Major central banks meet this week to assess risks from the new Omicron variant of the coronavirus even as they consider reducing emergency measures put in place nearly two years ago to fight the pandemic's economic toll.
The global balancing act begins Tuesday when the Federal Reserve convenes for its latest two-day meeting, and includes new monetary policy statements by the US central bank on Wednesday, the European Central Bank and the Bank of England on Thursday, and the Bank of Japan on Friday.
All are facing some version of the same dilemma - whether the need to guard against inflation and end the current era of low interest rates and central bank asset purchases is more urgent than the economic threat posed by the new variant - but their different approaches could make for a tumultuous year.
Inflation, labor markets, and the link between the virus and economic performance are behaving differently across the major economies, setting up a potentially sharp divide over how central banks manage the coming stage of the pandemic.
That stands in contrast to the synchronized and massive wave of support approved at the outset of the health crisis in the spring of 2020.
The Bank of England had seemed recently on the verge of raising interest rates in a nod to high inflation, but policymakers have been set off course by Omicron's fast spread and the imposition of new restrictions in the country.
They are now expected to hold the line on borrowing costs at their meeting this week in a reminder of the pandemic's still determinative role.
Michael Saunders, one of the two Bank of England policymakers who voted for a rate hike in November, said earlier this month that "there could be particular advantages in waiting to see more evidence on (Omicron's) possible effects on public health outcomes and hence on the economy." Since then, the variant's risks to the U.K. economy have intensified.
The ECB is likely to continue, and the Bank of Japan perhaps to commence, reducing some pandemic bond purchases at the margin, tentative steps reflecting the lower inflation and less fulsome economic rebounds in the euro zone and Japan. Interest rate increases for both are likely far off.
In the ECB's case, it must also be mindful of the major differences inside the bloc for which it sets policy. Any big retreat from crisis support could deliver unwanted consequences, say, for the sustainability of the high debt loads in economies such as Italy.
For Japan, the inflation that is tearing through other parts of the globe remains largely absent. As such, only a marginal reduction in corporate asset purchases is under discussion.
The Fed, meanwhile, is likely to intensify a policy shift that could grow even sharper over the coming year and that arguably poses the biggest risk of a disruptive surprise.
The US central bank is coping with inflation already running at more than twice its formal 2% target and persistent enough that policymakers have discarded their description of it as "transitory." While the US labor market remains several million jobs short of its pre-pandemic peak, a low unemployment rate and rising wages may signal that full employment is near.
Confronting the unknowns
Nearly two years into a pandemic that upended economic forecasting, the level of uncertainty remains high, with the fate of global financial markets tied to issues as seemingly local as whether more people begin looking for jobs in the United States, said Gian Maria Milesi-Ferretti, former deputy director in the research department of the International Monetary Fund and now a senior fellow at the Brookings Institution's Hutchins Center on Fiscal and Monetary Policy.
If US labor force participation remains stalled and policymakers conclude they have hit full employment, "it is possible that the Fed would have to tighten more quickly" than anticipated, disrupting world asset markets and falling particularly hard on developing countries where rising dollar costs would be painful, he said.
The Fed this week is expected to speed up the end of its monthly purchases of Treasuries and mortgage-backed securities so that the bond-buying program is finished by March instead of June.
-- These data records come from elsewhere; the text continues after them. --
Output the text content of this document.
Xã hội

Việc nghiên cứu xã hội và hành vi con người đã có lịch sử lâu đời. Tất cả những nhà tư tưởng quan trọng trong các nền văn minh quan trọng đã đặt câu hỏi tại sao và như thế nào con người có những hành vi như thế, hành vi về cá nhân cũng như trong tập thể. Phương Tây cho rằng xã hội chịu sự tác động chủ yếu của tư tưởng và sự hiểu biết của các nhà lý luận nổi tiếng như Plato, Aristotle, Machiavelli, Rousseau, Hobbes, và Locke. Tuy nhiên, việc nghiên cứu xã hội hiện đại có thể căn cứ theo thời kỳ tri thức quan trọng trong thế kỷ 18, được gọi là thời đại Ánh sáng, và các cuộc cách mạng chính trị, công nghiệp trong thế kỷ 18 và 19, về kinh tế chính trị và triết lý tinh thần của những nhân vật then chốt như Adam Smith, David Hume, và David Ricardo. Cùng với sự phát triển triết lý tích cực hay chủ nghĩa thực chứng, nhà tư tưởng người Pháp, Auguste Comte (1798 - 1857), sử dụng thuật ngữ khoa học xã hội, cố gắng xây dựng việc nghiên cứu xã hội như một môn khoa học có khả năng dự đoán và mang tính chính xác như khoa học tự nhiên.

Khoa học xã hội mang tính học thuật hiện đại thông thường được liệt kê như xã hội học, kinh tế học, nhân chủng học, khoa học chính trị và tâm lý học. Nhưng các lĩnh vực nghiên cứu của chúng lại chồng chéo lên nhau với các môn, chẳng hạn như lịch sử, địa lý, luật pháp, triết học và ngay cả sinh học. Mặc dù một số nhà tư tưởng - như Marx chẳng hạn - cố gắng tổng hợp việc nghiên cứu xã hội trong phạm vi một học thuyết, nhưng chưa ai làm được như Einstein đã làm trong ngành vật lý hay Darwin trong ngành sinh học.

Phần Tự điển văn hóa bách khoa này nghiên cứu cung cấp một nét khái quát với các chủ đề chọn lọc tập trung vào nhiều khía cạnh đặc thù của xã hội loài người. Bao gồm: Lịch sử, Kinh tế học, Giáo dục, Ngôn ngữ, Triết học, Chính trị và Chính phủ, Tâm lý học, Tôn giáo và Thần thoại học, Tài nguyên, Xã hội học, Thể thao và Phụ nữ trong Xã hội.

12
But that decision may provide less of a signal about what's to come than how the Fed's new policy statement describes US inflation, how officials change their projections for interest rates and the economy, and in the tone Fed Chair Jerome Powell takes at his post-meeting news conference.
The Fed chief confronts the same unknowns as his colleagues: Will the new variant further gum global supply chains and boost inflation? Destroy consumer spending and jobs in a new downturn? All of the above? Or will it have little to no economic impact?
Investors already expect the Fed to approve three 0.25-percentage-point rate increases in 2022. Those bets have only increased since the identification of Omicron last month, evidence that the politics and economics of high US inflation weigh more heavily right now than the perceived economic risks of a new outbreak.
At their September policy meeting, Fed officials split evenly over whether even a single rate hike would be needed next year. With unemployment improving faster and inflation running hotter than officials projected at that meeting, analysts say officials now have to play catch-up both in their economic outlook and the anticipated path of interest rates.
"Obviously Omicron throws some uncertainty" into the Fed's calculations, said Jay Bryson, chief economist at Wells Fargo. Bryson expects inflation to ease in the middle of 2022, allowing the Fed to wait until the second half of the year to raise its benchmark overnight interest rate and to finish the year with only two 0.25-percentage-point rate hikes under its belt.
But "if we are wrong, the Fed will have to step it up," Bryson said, "and if they move really fast, that is when you have the policy mistake."